Eder. Óleo de Irene Gracia
Marcelo Figueras
Cuando la secundaria llegaba a su fin -la terminé en 1978, en plena dictadura-, me senté delante de mis padres y les dije que quería ser escritor. (Mi otra opción era la carrera de cine, pero los militares habían depositado un obstáculo muy concreto al clausurar todas las escuelas.) No se sorprendieron, lo mío era evidente a esa altura. Tan evidente, que ya habían preparado una respuesta llena de ‘peros’ sensatísimos.
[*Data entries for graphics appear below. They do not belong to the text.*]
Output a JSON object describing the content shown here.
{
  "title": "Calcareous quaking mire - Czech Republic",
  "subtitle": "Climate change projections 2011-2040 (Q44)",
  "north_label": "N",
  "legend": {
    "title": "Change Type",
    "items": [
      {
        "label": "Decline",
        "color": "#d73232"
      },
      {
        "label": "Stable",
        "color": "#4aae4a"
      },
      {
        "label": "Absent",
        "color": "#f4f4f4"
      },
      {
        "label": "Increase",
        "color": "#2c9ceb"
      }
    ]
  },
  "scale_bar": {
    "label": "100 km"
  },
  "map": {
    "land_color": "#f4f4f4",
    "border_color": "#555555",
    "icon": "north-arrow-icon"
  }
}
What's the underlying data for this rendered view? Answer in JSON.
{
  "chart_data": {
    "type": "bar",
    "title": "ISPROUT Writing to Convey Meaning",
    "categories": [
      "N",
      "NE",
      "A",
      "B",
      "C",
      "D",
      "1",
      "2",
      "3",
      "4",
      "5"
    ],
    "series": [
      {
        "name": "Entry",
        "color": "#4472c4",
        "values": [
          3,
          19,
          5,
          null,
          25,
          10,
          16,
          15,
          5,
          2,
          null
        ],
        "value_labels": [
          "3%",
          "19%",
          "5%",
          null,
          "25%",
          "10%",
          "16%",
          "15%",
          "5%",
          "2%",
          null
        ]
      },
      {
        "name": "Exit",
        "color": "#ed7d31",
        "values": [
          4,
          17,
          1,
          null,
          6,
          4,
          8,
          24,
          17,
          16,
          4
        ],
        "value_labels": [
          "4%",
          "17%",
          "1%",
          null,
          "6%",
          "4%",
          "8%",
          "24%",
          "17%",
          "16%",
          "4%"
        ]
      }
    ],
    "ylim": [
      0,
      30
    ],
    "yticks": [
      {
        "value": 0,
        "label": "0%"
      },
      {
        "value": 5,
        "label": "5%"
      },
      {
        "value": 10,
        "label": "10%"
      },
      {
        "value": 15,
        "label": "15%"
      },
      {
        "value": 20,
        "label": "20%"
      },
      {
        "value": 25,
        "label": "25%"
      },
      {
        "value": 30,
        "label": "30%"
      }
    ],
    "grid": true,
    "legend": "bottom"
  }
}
Dijeron que no objetaban mi vocación -astutos…-, pero que lo fundamental era encontrar una carrera que me permitiese ganar el dinero imprescindible para mantenerme en la vida. ¡Nada me impediría seguir escribiendo en mis momentos ‘libres’!
Mis padres pensaban que la del escritor era una vocación de hambre.
Nunca se me ocurrió estudiar la carrera de Letras. Todavía hoy me resulta extraño el hecho de no haberlo considerado siquiera; muchísimos de los escritores que conozco tomaron este camino natural, para sostenerse luego como maestros o profesores mientras concebían su Obra Maestra. (¡En sus momentos ‘libres!) Sin embargo opté por el periodismo. ¡Yo, que hasta entonces no había manifestado el menor interés en el mundo real! ¡Yo, queriendo contar la verdad -porque de eso va el periodismo, aunque pocos profesionales lo practiquen- en la Argentina amordazada de la dictadura!
Se me había ocurrido que el periodismo era lo que más se parecía a lo que yo quería hacer, entre las opciones que se me presentaban. Y no me equivoqué. La esencia es la misma: contar historias de la mejor manera posible. Cambian las condiciones, por cierto. Lo sine qua non en el periodismo es poder dar fe testimonial de cada hecho narrado. La narrativa pura me impidió olvidarme de algo imprescindible en cualquier relato: sea real o no la historia, lo fundamental es que lo parezca -el mandato de la verosimilitud.
Así que estudié y practiqué el periodismo, perserverando en la ficción en mis momentos ‘libres’. (Léase madrugadas y demás horarios de infarto.) La profesión me dio justo lo que necesitaba: el oficio -yo no soy de los que cree en la inspiración, sino en lo que Horacio Verbitsky define como horas-culo: trabajo, trabajo y más trabajo) y la falta de prejuicios respecto de la naturaleza de las historias. No me importa si son reales, inspiradas parcialmente en crónicas y en la Historia o por completo ficticias: lo importante es que me seduzcan.
Y aquí me tienes, Paulina. Nunca he vivido de otra cosa que no sean las historias que narro. Tampoco he sido rico, y seguramente no lo seré en términos bancarios. Pero soy dueño de una fortuna que no se corroe ni corre riesgos de deflación. Hago lo que amo hacer y la gente -no mucha, puesto que no soy lo que se dice un autor masivo, pero la suficiente- parece conmoverse con mis historias. ¡Qué más puedo pedir!